Underscoring China's preparation for a "scorched earth", and tit-for-tat escalating war, the Chinese government has told its citizens it is prepared to go toe-to-toe in its fight with Washington. In fact, more and more Chinese citizens think that an "epic trade war" is inevitable, which would knock some common sense into the US government so that it will change its way of dealing with China.

Hawkish politicians in Washington have obviously overestimated the capability and endurance of the US economy in a trade war, since they believe they can do whatever they like. China has shown a great deal of restraint for now, but if the US persists in this trade war, China is ready to fight to the end.









 It took China just 11 hours to retaliate against the United States for proposing tariffs on some 1,300 Chinese products, but Chinese officials are holding back on taking aim at their largest American import: government debt. 
In a tit-for-tat response to the Trump administration’s plan for 25 percent duties on $50 billion of Chinese imports, China hit back with its own list of similar duties on key American imports including soybeans, planes, cars, beef and chemicals. But officials signaled no interest for now in bringing their vast holdings of U.S. Treasuries to the fight. 
China held around $1.17 trillion of Treasuries as of the end of January, making it the largest of America's foreign creditors and the No. 2 overall owner of U.S. government bonds after the Federal Reserve. Any move by China to chop its Treasury portfolio could inflict significant harm on U.S. finances and global investors, driving bond yields higher and making it more costly to finance the federal government.(Graphic: Top U.S. trade partners & foreign holders of Treasuries - reut.rs/2CUqQB0)
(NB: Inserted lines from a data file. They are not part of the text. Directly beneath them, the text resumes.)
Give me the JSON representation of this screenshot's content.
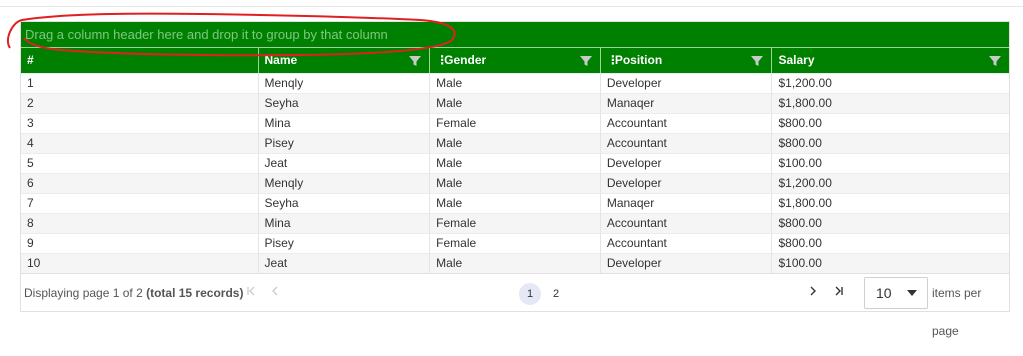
{
  "grid": {
    "group_panel_text": "Drag a column header here and drop it to group by that column",
    "columns": [
      {
        "label": "#",
        "filter": false,
        "drag": false
      },
      {
        "label": "Name",
        "filter": true,
        "drag": false
      },
      {
        "label": "Gender",
        "filter": true,
        "drag": true
      },
      {
        "label": "Position",
        "filter": true,
        "drag": true
      },
      {
        "label": "Salary",
        "filter": true,
        "drag": false
      }
    ],
    "rows": [
      [
        "1",
        "Menqly",
        "Male",
        "Developer",
        "$1,200.00"
      ],
      [
        "2",
        "Seyha",
        "Male",
        "Manaqer",
        "$1,800.00"
      ],
      [
        "3",
        "Mina",
        "Female",
        "Accountant",
        "$800.00"
      ],
      [
        "4",
        "Pisey",
        "Male",
        "Accountant",
        "$800.00"
      ],
      [
        "5",
        "Jeat",
        "Male",
        "Developer",
        "$100.00"
      ],
      [
        "6",
        "Menqly",
        "Male",
        "Developer",
        "$1,200.00"
      ],
      [
        "7",
        "Seyha",
        "Male",
        "Manaqer",
        "$1,800.00"
      ],
      [
        "8",
        "Mina",
        "Female",
        "Accountant",
        "$800.00"
      ],
      [
        "9",
        "Pisey",
        "Female",
        "Accountant",
        "$800.00"
      ],
      [
        "10",
        "Jeat",
        "Male",
        "Developer",
        "$100.00"
      ]
    ]
  },
  "pager": {
    "info_prefix": "Displaying page 1 of 2 ",
    "info_total": "(total 15 records)",
    "pages": [
      "1",
      "2"
    ],
    "current_page": "1",
    "first_icon": "first-page-icon",
    "prev_icon": "previous-page-icon",
    "next_icon": "next-page-icon",
    "last_icon": "last-page-icon",
    "page_size": "10",
    "items_per_page_label": "items per page"
  },
  "colors": {
    "header_green": "#008000",
    "annotation_red": "#e02020"
  }
}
China’s Treasury holdings have dipped in recent months, declining by about $30 billion from $1.20 trillion last August, and they are down about 11 percent from their record high above $1.3 trillion in late 2013, according to U.S government data. In all, foreign governments own $4 trillion, or more than a quarter, of the $14.7 trillion in Treasury securities outstanding. 
Asked by a reporter on Wednesday if China would reduce its U.S. Treasury holdings in retaliation, Vice Finance Minister Zhu Guangyao reiterated China’s long-standing policy regarding its foreign exchange reserves, saying it is a responsible investor and that it will safeguard their value.
“If they wanted to pull the nuclear switch, if they committed to dumping Treasuries, it would have an immediate and temporary impact on money markets in the United States,” said Jeff Klingelhofer, a portfolio manager who oversees more than $6 billion at Thornburg Investment Management Inc. “But I think it is a bigger hit to the sustainability of what they’re trying to accomplish.” 
Brad Setser, senior fellow for international economics at the Council on Foreign Relations in New York, said China can sell Treasuries and buy lower-yielding European or Japanese debt.